In 2007, the mine met criteria to be declared by the Mine Safety and Health Administration to have a pattern of violations. This would have allowed for stricter oversight by the federal agency, including the potential shutdown of the mine, but Massey was able to reduce the number of the most serious violations and avoid the declaration.

Pam Napper, whose 25-year-old son Josh died, said he had been sent home early the Friday before the explosion because of concerns about ventilation in the mine. He called her at 3:30 p.m. and she asked why he wasn't at work, where he usually stayed until at least 5:30.

"He said, 'Mom, the ventilation's bad,"' Pam Napper recalled Friday. "And they sent him out of the mines.
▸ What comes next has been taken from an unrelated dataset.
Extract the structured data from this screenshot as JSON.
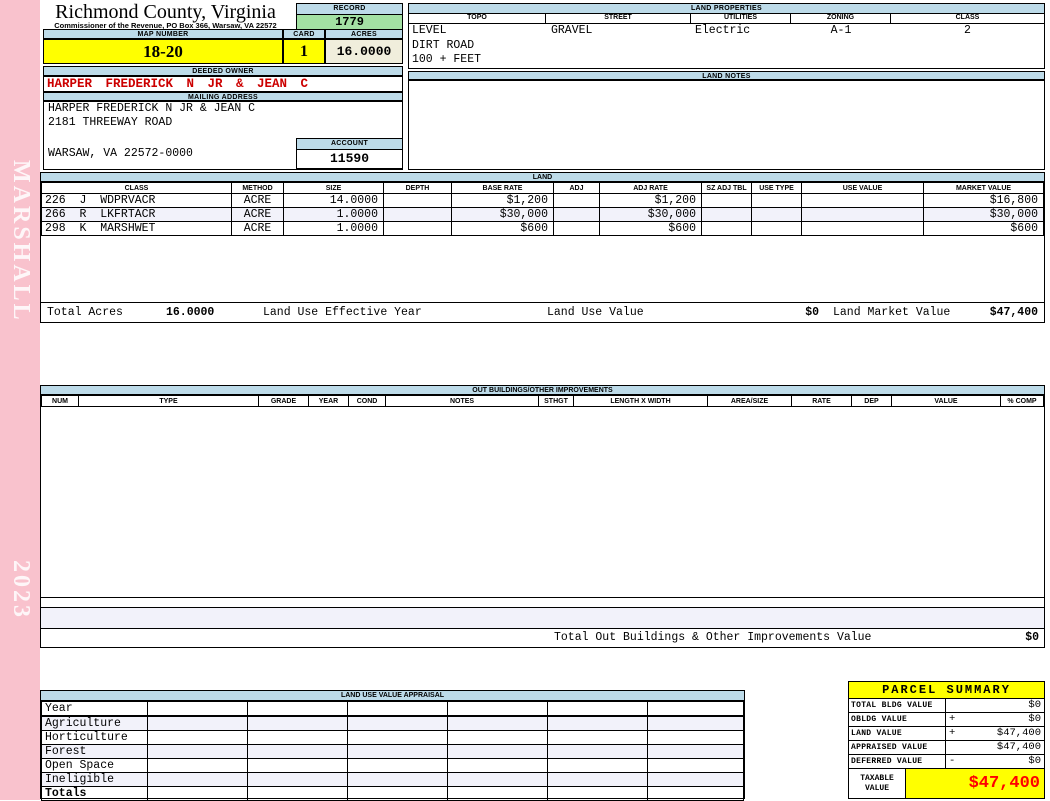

Everybody. He went back to work Monday."

Before that, apparently over Easter weekend, he wrote a letter to his mother, his fiancee and his 19-month-old daughter, telling them that he would be looking down from heaven if anything happened to him.

"I just knew that Josh in his heart knew that something was going to happen," Pam Napper said.

MSHA has appointed a team of investigators to look into the explosion, and Obama said he has asked federal mine safety officials to report next week on what may have caused the blast.

"It's clear that more needs to be done," Obama said of mine safety.

The U.S. House and Senate plan to hold hearings, though they won't set a date till rescue efforts are over. Byrd said lawmakers will scrutinize Massey's practices.

There have been no signs of life inside the mine since the day of the explosion, but officials and miners' families prayed the four miners somehow made it to a refuge chamber stocked with four days' worth of oxygen, food and water for more than a dozen miners. It's possible that with fewer miners inside, they could survive for longer than four days.

Rescuers got far enough Friday to see that no one was in one of two chambers that had not been checked. But as they tried to get to the last chamber in the morning, they found signs of fire and smoke and had to retreat before they could determine if any miners were inside.